OMG poor Susan Wells and all that she did in Tanzania. Nothing makes sense. I am equally consumed with horrible images of the wonderful ex mayor of a town in Mexico who survived two assassinations only to be taken in broad daylight, beaten and burned and tortured and dumped - two children left behind, one who witnessed her kidnapping - in fact she willingly got in the car if they agreed to leave her young daughter alone - I cannot imagine that fear, that bravery, she fought for a better world for her children and for everyone and so did Susan.

I will drink a large Sauvignon blanc and look to the stars and toast you across the airwaves.

Big hugs.

Lx

Silvia Byrne said...

There are really no words to comment on a post like this one ... i was haunted by images after reading it last night. Except to say that sometimes nothing makes sense and we see such darkness everywhere ... but then we look to the moon and we see that there is still Light, always the Light, in spite of all of this. Much needed (as is the strong glass of scotch.)

Anonymous said...

I knew her well. I wish somehow someone could explain it. To think after all she did for the monster & he turned on her. Please tell me more facts.

Anonymous said...

Yes please further facts re: the white woman susan wells' shocking death. Its the violence of it that is so disturbing considering all she did to support the man who turned on her.

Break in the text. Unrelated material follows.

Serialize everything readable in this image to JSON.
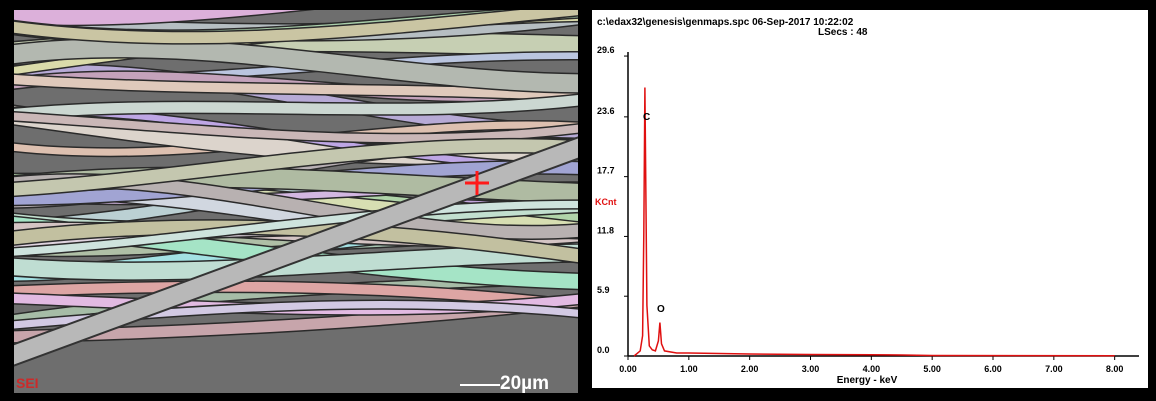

I became friends with susan in 08/09 when I was in TZ and remained in touch thru social media since then. I contibuted to many of her fundraisers for her several return trips to TZ. Some explanation to rest the soul as how could you turn on her Joseph in such a way. What anger?!

Janelle said...

thanks for the comments. i will try and find out now that i am on holiday and school is over i have more time. it's a very very sad story. thank you. x j

Anonymous said...

Whatever you can find out would really help here in Ontario. We are being given conflicting stories. She trusted him with her life & the irony is beyond comprehensible.

Anonymous said...

I attended her funeral on Monday & the pain felt by a community is beyond measure. Anything you can find out for us may help to bring us closure. Thanking you.